I _was_ going to go off on a big rant about how the railroads sort of invented accounting, but simultaneously perverted it as part of stock manipulations that historians are really screwed as a result and eventually railroads got regulated almost out of business, but then I thought, you know, I bet someone else has said this much more effectively elsewhere.

Sure enough.

Note: I don't think regulation is bad, any more than I think accounting is bad. But you can warp accounting to take suckers to the cleaners, and you can use regulation punitively to reduce the power of people who are otherwise taking horrible advantage. I get that when you want to build infrastructure, and you know perfectly well you can't get the subscription through honest representation, you might want to con a lot of small investors to get them to pay for the road. And I get that when you're dealing with railroads in the mid- to late-teens, you might feel compelled to really lean on 'em hard in order to stop them from crushing the workers down to the point where communism looked like a much better deal than capitalism.

But geez. There comes a time when you should listen to them crying uncle.
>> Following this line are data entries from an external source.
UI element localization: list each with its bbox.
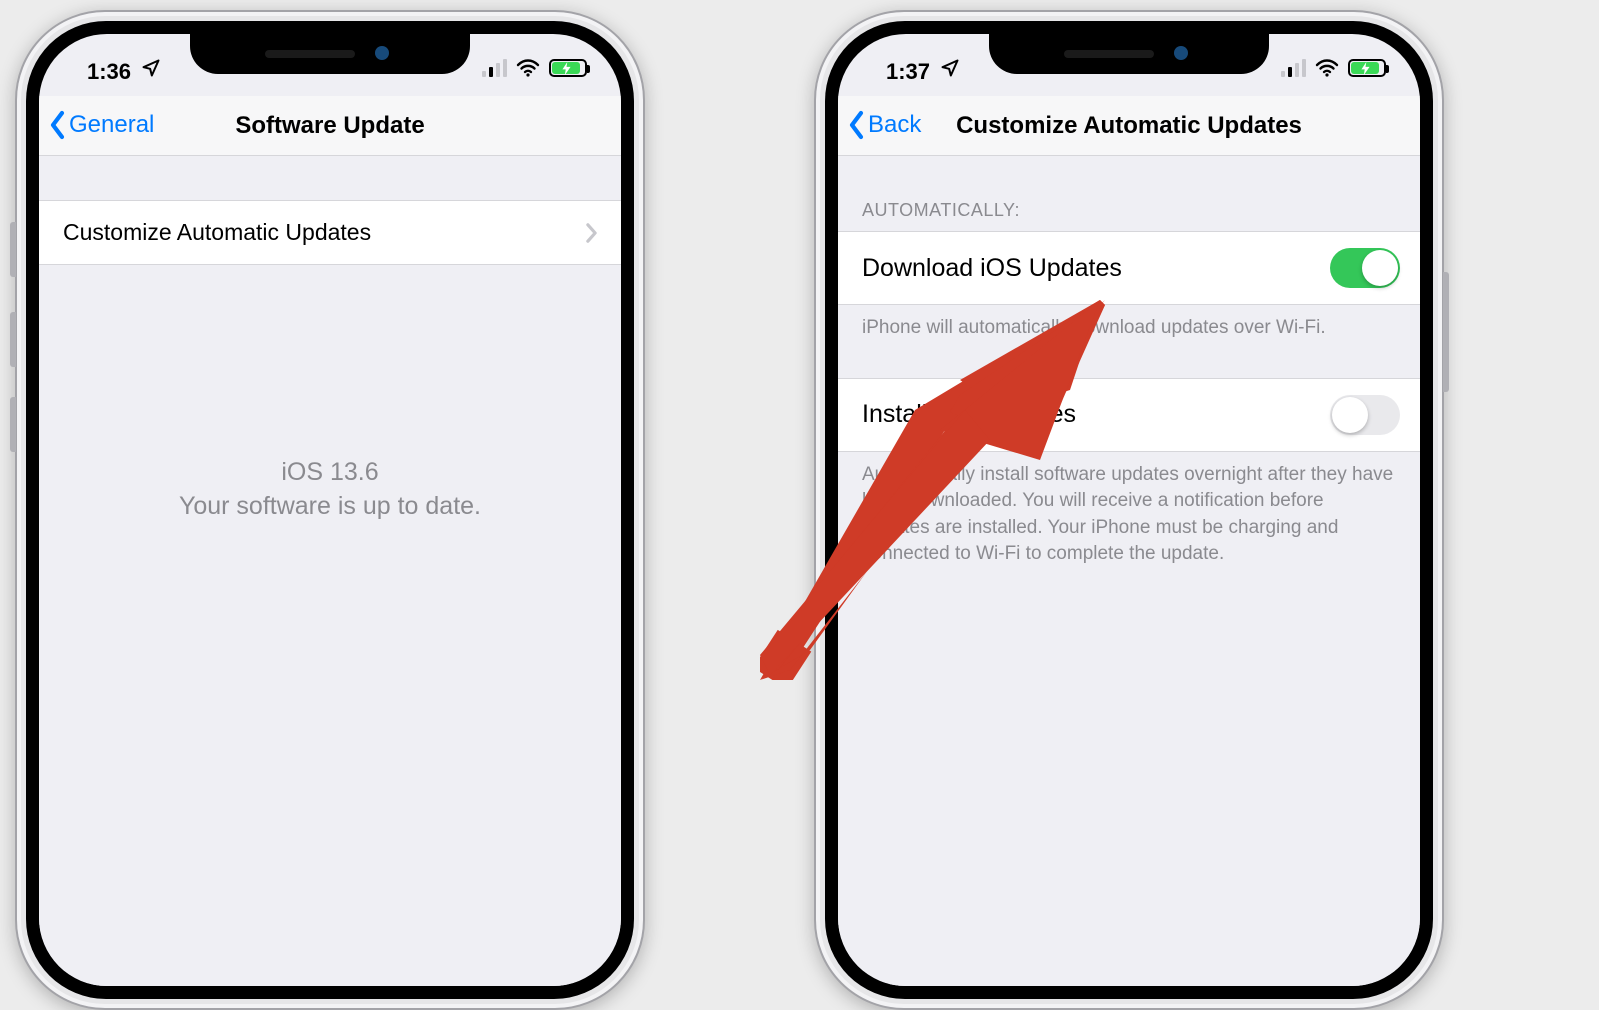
status-time-area: 1:37 [886,58,964,85]
toggle-knob [1332,397,1368,433]
nav-title: Customize Automatic Updates [956,112,1302,140]
install-toggle[interactable] [1330,395,1400,435]
back-label: Back [868,111,921,139]
battery-icon [1348,59,1386,77]
notch [989,34,1269,74]
spacer [39,156,621,200]
wifi-icon [516,56,540,80]
ios-version: iOS 13.6 [39,456,621,490]
phone-frame: 1:37 [814,10,1444,1010]
notch [190,34,470,74]
install-ios-updates-row[interactable]: Install iOS Updates [838,378,1420,452]
back-button[interactable]: General [49,110,154,140]
install-footer: Automatically install software updates o… [838,452,1420,568]
download-ios-updates-row[interactable]: Download iOS Updates [838,231,1420,305]
phone-screen: 1:37 [838,34,1420,986]
download-footer: iPhone will automatically download updat… [838,305,1420,342]
status-time: 1:36 [87,59,131,84]
toggle-knob [1362,250,1398,286]
back-label: General [69,111,154,139]
content-area: AUTOMATICALLY: Download iOS Updates iPho… [838,156,1420,986]
location-icon [940,58,960,84]
download-toggle[interactable] [1330,248,1400,288]
nav-bar: Back Customize Automatic Updates [838,96,1420,156]
row-label: Install iOS Updates [862,400,1076,429]
phone-screen: 1:36 [39,34,621,986]
phone-frame: 1:36 [15,10,645,1010]
nav-bar: General Software Update [39,96,621,156]
row-label: Download iOS Updates [862,254,1122,283]
phone-right: 1:37 [799,0,1459,950]
phone-left: 1:36 [0,0,660,950]
up-to-date-text: Your software is up to date. [39,490,621,524]
chevron-right-icon [586,223,597,243]
battery-fill [552,62,580,74]
status-right [1281,56,1386,80]
customize-automatic-updates-row[interactable]: Customize Automatic Updates [39,200,621,265]
location-icon [141,58,161,84]
status-message: iOS 13.6 Your software is up to date. [39,456,621,524]
section-gap [838,342,1420,378]
battery-icon [549,59,587,77]
wifi-icon [1315,56,1339,80]
chevron-left-icon [49,110,66,140]
signal-icon [482,59,507,77]
nav-title: Software Update [235,112,424,140]
phone-bezel: 1:36 [26,21,634,999]
battery-fill [1351,62,1379,74]
status-time-area: 1:36 [87,58,165,85]
chevron-left-icon [848,110,865,140]
status-right [482,56,587,80]
signal-icon [1281,59,1306,77]
back-button[interactable]: Back [848,110,921,140]
row-label: Customize Automatic Updates [63,219,371,246]
status-time: 1:37 [886,59,930,84]
phone-bezel: 1:37 [825,21,1433,999]
section-header-automatically: AUTOMATICALLY: [838,200,1420,231]
content-area: Customize Automatic Updates iOS 13.6 You… [39,156,621,986]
ETA: I knew it! I fucking knew it! R. is _wrong wrong wrong_! But in his favor, everyone agreed with him for _decades_ before they fixed it. As soon as I found out about the lack of depreciation on track (hell, on rolling stock, but they did fix that), I _knew_ that was the meat of the nut.

http://www.accessmylibrary.com/article-1G1-164636310/end-betterment-accounting-study.html

[Edited to fix typo: RRB] accounting is _stupid_. If something lasts so damn long it messes with the schedules you assembled for, oh, I don't know, coal power plants, or flour mills or widget factories, then you _invent a different schedule_. You do _not_ pretend that track is eternal. Fuck!

I am actually have trouble believing just how _evil_ ICC was to railroads. I mean, yeah, sure, the rail barons deserved it, but enough with the kicking the dead and rotting corpse.

STILL MORE: I am disturbed by this whole thing, tho. Here I am _happy_ that Reagan's tax revision did at least _something_ worthwhile. But it isn't _deregulation_ that I'm in favor of here. Adjusting regulation isn't bad.
walkitout: (Default)
(1) He starts talking again (I mean, to the degree he ever does). When I rode up on the bike, T. was in the play area. I waved and he told his aide, "Want mama!" Very clear!

(2) He won't take his bike helmet off upon arriving home, but instead wants to go out again immediately. So we did, altho I did get us some beverages.

(3) We go to the park, where he plays on the slide, the swings and the fire engine themed climber. For about 40 minutes, at which point he went looking for the bike.

(4) Upon arriving home (taking off bike helmet, shoes, lying down in driveway), he decides it's time to go ride his own bike, so off we went for a 2+ mile ramble around the subdivision, doing the big loop including the funeral home and the church.

His nose is running, and so was he. I am now tired.

Fortunately, after all that, he was willing to go inside briefly, altho he did want to be picked up and thrown on the couch a few times.